Ablation studies demonstrate:
- Fusion-layer targeting is dramatically superior for transferability and task-level impact versus optimization over early (pre-fusion) or tail (generation) transformer layers.
- Moderate budget reallocation (λ ≈ 0.3) balances semantic focus without sacrificing attack coverage.
- A 16/255 perturbation norm is optimal for imperceptibility/efficacy tradeoff.
- Optimizing 3 fusion-critical layers yields best effectiveness—too narrow (1-2 layers) limits influence; too wide degrades stability.
Visual Analysis
Cross-modal attacks preserve high visual fidelity: the adversarial images are near-indistinguishable from originals, whereas embedding-alignment or explicit text-in-image methods introduce blatant perceptual artifacts or text overlays that are detectable upon visual inspection.
Discussion: Implications and Defense
The demonstrated attack exposes a new category of vulnerability: even when system prompts, user queries, and model weights are uncompromised, merely uploading a “contaminated” image can trigger an unmediated shift in model task interpretation.
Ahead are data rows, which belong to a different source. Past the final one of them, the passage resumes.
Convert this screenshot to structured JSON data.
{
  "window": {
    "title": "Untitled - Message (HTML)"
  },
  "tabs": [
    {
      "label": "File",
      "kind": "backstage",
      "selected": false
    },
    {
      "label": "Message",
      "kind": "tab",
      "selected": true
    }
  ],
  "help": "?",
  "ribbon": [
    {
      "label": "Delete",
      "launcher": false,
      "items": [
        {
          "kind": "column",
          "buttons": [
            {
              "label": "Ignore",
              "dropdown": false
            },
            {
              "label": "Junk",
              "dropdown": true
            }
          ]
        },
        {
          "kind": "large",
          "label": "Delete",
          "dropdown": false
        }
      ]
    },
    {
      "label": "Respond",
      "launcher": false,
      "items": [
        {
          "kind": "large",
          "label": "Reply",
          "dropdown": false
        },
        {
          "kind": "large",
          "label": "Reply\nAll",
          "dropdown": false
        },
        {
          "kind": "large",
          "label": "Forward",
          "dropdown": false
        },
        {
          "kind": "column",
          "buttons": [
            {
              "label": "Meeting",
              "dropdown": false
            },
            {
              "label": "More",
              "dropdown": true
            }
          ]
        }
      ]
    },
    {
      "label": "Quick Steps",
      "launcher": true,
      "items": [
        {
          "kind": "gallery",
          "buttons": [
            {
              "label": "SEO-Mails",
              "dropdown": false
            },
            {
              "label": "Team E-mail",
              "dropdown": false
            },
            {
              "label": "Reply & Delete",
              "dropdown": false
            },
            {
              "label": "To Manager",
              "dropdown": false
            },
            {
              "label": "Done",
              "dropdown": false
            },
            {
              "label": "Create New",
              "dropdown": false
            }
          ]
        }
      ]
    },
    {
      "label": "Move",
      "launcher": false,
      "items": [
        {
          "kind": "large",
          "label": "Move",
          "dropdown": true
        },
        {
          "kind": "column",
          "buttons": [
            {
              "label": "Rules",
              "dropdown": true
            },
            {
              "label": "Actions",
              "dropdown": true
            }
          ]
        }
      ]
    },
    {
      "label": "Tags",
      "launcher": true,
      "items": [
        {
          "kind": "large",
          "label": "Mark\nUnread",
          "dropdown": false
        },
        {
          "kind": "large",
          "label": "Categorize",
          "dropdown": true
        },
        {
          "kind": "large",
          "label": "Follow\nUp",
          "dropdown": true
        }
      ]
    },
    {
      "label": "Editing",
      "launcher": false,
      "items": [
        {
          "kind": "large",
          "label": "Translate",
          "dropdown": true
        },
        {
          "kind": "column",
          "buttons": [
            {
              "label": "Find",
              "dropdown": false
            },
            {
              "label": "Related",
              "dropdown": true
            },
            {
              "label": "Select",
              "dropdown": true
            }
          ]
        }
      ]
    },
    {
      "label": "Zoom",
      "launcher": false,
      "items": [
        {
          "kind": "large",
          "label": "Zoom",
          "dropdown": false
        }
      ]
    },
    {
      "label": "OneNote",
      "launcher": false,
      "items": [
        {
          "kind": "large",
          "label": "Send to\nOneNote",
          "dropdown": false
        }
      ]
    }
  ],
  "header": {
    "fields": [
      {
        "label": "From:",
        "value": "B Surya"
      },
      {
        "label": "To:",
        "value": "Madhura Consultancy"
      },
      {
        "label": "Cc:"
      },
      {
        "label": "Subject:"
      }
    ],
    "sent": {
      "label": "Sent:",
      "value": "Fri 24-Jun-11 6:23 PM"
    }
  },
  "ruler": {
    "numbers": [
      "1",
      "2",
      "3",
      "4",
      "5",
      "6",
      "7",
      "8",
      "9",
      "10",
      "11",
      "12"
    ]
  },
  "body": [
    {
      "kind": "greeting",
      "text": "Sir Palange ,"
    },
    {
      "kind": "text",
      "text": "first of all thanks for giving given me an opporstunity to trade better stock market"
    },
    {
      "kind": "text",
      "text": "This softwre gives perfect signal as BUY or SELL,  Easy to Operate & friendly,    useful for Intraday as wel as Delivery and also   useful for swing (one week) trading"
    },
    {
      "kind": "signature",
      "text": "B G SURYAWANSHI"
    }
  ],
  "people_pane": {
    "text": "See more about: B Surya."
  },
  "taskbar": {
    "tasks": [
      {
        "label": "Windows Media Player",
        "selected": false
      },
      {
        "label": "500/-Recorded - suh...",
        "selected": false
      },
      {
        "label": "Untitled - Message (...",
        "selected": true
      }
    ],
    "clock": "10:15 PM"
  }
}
The threat model is highly practical—requiring no access to victim model internals and functioning in full black-box transfer settings.
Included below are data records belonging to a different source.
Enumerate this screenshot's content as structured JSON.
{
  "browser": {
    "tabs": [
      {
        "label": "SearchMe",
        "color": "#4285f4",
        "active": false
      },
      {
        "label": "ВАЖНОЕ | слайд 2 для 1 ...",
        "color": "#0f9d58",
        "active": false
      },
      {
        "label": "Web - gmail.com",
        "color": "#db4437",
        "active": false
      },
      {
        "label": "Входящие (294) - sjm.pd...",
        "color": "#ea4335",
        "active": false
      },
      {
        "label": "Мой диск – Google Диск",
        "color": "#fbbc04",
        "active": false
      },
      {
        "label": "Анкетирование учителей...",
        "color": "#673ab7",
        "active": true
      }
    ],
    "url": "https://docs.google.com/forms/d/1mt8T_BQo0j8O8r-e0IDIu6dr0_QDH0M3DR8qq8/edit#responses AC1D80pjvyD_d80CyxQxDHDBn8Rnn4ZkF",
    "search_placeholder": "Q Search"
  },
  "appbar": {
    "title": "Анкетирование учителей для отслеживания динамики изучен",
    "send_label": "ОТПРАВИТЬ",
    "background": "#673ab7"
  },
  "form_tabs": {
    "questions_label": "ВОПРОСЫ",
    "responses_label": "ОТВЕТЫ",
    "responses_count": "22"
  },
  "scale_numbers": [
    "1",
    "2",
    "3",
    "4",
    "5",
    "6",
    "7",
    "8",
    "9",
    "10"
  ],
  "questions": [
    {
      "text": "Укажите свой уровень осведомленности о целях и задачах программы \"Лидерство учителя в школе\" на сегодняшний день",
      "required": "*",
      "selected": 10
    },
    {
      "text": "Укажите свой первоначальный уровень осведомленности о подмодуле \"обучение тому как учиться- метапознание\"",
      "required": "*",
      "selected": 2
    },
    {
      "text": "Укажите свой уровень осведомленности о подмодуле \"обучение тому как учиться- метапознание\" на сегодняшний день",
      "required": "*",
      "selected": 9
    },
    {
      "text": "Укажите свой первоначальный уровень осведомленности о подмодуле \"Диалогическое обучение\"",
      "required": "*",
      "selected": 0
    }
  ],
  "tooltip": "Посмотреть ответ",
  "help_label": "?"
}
Defensive techniques, including standard input transformations (randomization, JPEG compression, diffusion restoration) and inference-time safeguarding (SmoothVLM, DPS), offer limited protection. The attack’s focus on semantic anchors and model-level alignment make it robust to such interventions, suggesting a need for fundamentally new defense paradigms. These could include input provenance verification, causal consistency checks, multi-view redundancy, or human-in-the-loop confirmation for high-impact actions—especially pertinent as LVLMs underpin real-world agentic systems.
Theoretical and Practical Implications
This work provides evidence that the model's task understanding is far more malleable at the fusion level than anticipated. It underscores the inadequacy of prompt-based defenses in LVLMs and spotlights a critical blind spot in current system design: attacks can hijack both perception and downstream semantic reasoning via non-text modalities, even if all instructions appear benign.
The insights into fusion-critical layers may further inform both offensive and defensive future research—understanding and monitoring hidden-state dynamics may be necessary for robust security guarantees. Practically, adversaries can weaponize common multimedia channels (e.g., images in web forms, screenshots fed to digital agents) to mount undetected prompt injections.
Future Directions
The transferability and stealth of these attacks motivate deeper studies of:
- Multi-turn or session-persistent prompt injection via images.
- Black-box attacks against proprietary or online LVLM APIs with agentic capabilities.
- Embedding-hidden triggers in more complex handled formats (e.g., PDFs, video streams, webpages).
- Defenses leveraging causal anomaly detection in hidden-state trajectories, multi-modal provenance tracing, and cross-channel consistency checking.
Conclusion
The proposed cross-modal prompt injection attack designates a new threat vector for LVLMs: exhaustive task hijacking via minimal, imperceptible perturbation to only the image input. Through principled fusion-layer and semantic-region targeting, the attack bypasses both standard and advanced safeguards, reconfiguring multimodal grounding at a fundamental level. This exposes a critical need for more principled LVLM alignment, capable of defending against semantically sophisticated, modality-agnostic prompt manipulation.
Figure 1: The attack paradigm: only the image is perturbed to hijack a benign textual task prompt, in contrast to prior unimodal and multimodal prompt injection techniques.